We take great care in implementing and maintaining the security of our Services. We employ industry standard procedures and policies to ensure the protection of personal information, and to prevent unauthorized use of any such information. Please note however, that regardless of the measures we take and the efforts we make, we cannot and do not guarantee the absolute protection and security of any personal information.

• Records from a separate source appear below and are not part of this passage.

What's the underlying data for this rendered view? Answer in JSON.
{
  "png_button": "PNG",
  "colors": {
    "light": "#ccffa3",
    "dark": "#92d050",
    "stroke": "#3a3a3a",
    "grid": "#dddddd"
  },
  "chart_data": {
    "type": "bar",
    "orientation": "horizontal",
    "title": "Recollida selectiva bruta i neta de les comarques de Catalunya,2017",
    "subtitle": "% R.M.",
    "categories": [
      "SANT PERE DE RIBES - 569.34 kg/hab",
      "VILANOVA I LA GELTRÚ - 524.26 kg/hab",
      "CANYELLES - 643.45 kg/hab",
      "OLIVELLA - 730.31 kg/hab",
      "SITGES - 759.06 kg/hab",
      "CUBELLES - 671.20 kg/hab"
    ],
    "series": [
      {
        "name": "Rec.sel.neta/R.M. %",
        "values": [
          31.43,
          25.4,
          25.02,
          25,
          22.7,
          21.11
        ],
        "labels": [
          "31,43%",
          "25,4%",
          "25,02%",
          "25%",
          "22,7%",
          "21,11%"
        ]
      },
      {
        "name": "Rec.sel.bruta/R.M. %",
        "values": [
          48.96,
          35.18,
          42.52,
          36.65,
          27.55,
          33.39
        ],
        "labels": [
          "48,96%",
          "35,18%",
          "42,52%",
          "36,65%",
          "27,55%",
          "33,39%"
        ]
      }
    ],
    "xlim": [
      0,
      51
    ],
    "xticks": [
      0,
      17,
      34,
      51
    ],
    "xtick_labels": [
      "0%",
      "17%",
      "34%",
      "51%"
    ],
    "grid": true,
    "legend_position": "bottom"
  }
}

UPDATES TO THIS PRIVACY POLICY

From time to time, we may change the terms of this Privacy Policy. Changes will take effect once they are posted online and by accessing and/or using the Services after we make any such changes to this Privacy Policy, and you are deemed to have accepted such changes. If you do not agree with any of the amended terms, you must avoid any further use of the Services provided thereon.

GENERAL INFORMATION

This Privacy Policy, its interpretation, and any claims and disputes related hereto, shall be governed by the laws of England and Wales (without giving effect to its conflict of laws principles). Any and all such claims and disputes shall be brought in, and you hereby consent to them being litigated in and decided exclusively, by the courts of London, England and Wales.

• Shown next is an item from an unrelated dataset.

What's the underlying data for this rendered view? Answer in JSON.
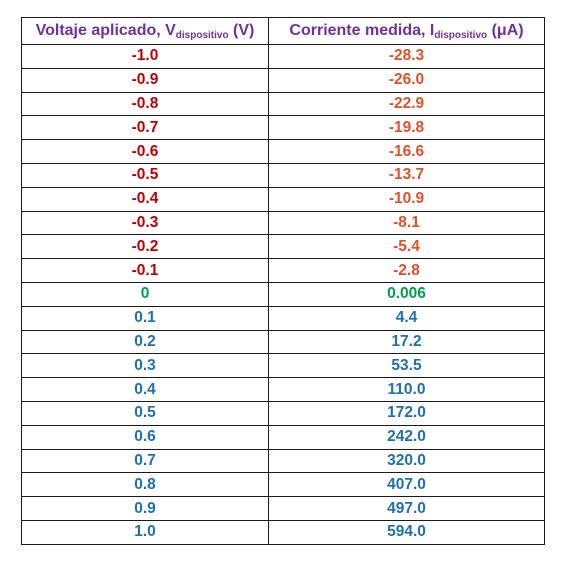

Our App and Website may, from time to time, contain links to and from the websites of our partner networks, advertisers and affiliates. If you follow a link to any of these websites, please note that these websites may have their own privacy policies and that we do not accept any responsibility or liability for these policies. Please check these policies before you submit any personal information to these websites

If you have a concern with how your personal information is being used, you can contact us or report this to the Information Commissioner’s Office (ICO) who oversees data protection in the UK. To find out more visit the ICO website https://ico.org.uk/concerns

Our Data Protection Officer is Eitan Gur, VP R&D, Healthy.io Ltd, e-mail: eitan@healthy.io.

HAVE ANY QUESTIONS?

If you have any questions (or comments) concerning this Privacy Policy, you are welcome to send us an email at: support@velieve.io and we will try to reply within a reasonable timeframe. By contacting us, and accessing the Website or App, you warrant and agree that you are free to do so, and that you are not providing us with information which violates any third party intellectual or privacy rights.